The most important decision in the addiction recovery process is the one to seek treatment, but it’s not the only decision that matters. The National Institute on Drug Abuse notes that no single treatment option is the right choice for all who need help, and it’s critical to match services, interventions and settings to patients’ specific needs. This means that it’s important for people to ask questions, both of themselves and of potential treatment programs, in order to find the right fit.
If you’re ready for treatment, or have a loved one who is, a few initial decisions need to be made. One is to choose between a residential or outpatient program. In residential treatment you live and receive services in the same facility, meaning that distractions are minimized and you can focus your full attention on recovery goals. If you have job or family responsibilities you need to maintain during treatment, an outpatient program can allow you to get help while continuing with day-to-day tasks.
Another decision to be made is whether you’re willing to travel or prefer to stay close to home. Being willing to travel opens up many more options and may reduce location-related temptations. On the other hand, staying close to home may allow for more family support. Generally, people travel for residential treatment, but it’s possible to also travel for an outpatient program and obtain lodging nearby. Some outpatient facilities even have local partnerships with organizations that can provide housing.

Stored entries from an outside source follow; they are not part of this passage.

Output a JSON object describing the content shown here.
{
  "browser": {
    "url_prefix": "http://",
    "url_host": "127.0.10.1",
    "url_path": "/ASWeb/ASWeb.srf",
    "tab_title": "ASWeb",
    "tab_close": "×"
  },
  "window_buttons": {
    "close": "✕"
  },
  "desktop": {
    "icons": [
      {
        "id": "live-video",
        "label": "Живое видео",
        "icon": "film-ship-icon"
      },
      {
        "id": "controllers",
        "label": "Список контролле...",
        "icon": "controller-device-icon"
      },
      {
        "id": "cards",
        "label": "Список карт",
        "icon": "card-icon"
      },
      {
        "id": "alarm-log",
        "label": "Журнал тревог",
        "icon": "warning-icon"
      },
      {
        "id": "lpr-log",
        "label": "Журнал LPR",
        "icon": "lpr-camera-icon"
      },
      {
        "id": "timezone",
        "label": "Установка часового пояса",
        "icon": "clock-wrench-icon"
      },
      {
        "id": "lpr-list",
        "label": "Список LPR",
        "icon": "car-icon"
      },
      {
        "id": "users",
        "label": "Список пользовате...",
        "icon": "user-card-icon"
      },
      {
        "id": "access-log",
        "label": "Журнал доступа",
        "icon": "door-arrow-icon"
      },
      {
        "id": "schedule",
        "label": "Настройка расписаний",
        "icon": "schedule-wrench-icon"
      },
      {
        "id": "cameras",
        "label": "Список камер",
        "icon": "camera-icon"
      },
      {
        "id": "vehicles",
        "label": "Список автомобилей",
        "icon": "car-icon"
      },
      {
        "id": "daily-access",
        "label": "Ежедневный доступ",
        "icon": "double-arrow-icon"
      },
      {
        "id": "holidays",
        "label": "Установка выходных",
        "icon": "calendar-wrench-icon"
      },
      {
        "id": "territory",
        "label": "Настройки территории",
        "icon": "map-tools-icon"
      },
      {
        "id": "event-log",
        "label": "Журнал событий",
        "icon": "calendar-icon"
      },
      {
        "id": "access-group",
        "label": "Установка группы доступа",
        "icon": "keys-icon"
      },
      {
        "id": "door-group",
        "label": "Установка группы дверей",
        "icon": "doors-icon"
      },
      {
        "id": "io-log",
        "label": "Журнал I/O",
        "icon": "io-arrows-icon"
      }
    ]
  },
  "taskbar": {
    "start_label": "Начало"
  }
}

When choosing a treatment center, it’s wise to consider the following:
- Licenses and accreditations – Some state governments license treatment programs as do a handful of national and international agencies. These include the All-States program, the Joint Commission, the National Committee for Quality Assurance and the Commission on Accreditation of Rehabilitation Facilities. These can ensure that a facility meets certain requirements and standards of treatment.
- Staffing – All programs have counselors, but not all counselors have the same training or level of experience. Possible certifications include CAC (Certified Addictions Counselor), LADC (Licensed Alcohol and Drug Counselor), LPC (Licensed Professional Counselor) and CCDP (Certified Co-occurring Disorders Counselor). Depending on the services offered, a program may also employ physicians, nurses, nutritionists and others. A lower ratio of patients to staff is likely to translate into more individualized care.
- Detox – Some facilities include detoxification clinics, where patients can undergo drug withdrawal as safely and comfortably as possible prior to beginning the treatment phase, while others only accept patients after they’ve completed the detox process. For some patients, depending on the degree of addiction and substance used, detox isn’t necessary.
- Treatment of co-occurring disorders – Many people who struggle with addiction also suffer from a co-occurring mental health condition such as anxiety, depression or post-traumatic stress disorder. The National Alliance on Mental Illness reports that almost 8 million people in the United States experience both a substance use and mental health disorder. Research has shown that patient outcomes are best when all conditions are treated in an integrated and coordinated way.
- Aftercare – Recovery is a journey, and it’s important to continue to receive support after the primary phase of treatment has been completed. You need to know the aftercare options, especially if you or your loved one travels for treatment.
The opioid crisis has led to the proliferation of new drug treatment centers that aren’t all focused on quality care. An NBC news report listed some possible signs that programs may be putting profits ahead of patients. They note that daily or near-daily lab tests can be a red flag. In addition, if a program doesn’t ask you for in-depth patient information or for access to previously used therapists or counselors, it may be a sign that they care less about patient fit than about simply filling beds.
Most people have financial considerations when choosing a treatment center. Generally, a program will work with your insurer to determine coverage. Many also charge on a sliding, income-based scale. When weighing the cost of addiction treatment, it’s important to also consider the cost of doing nothing. Addiction has both financial costs, reflected in such things as lost wages and increased healthcare, and the cost of the drugs themselves. Then there are also non-financial costs that are harder to quantify. When deciding to make an investment in the quality of the rest of your life, it’s wise to choose carefully.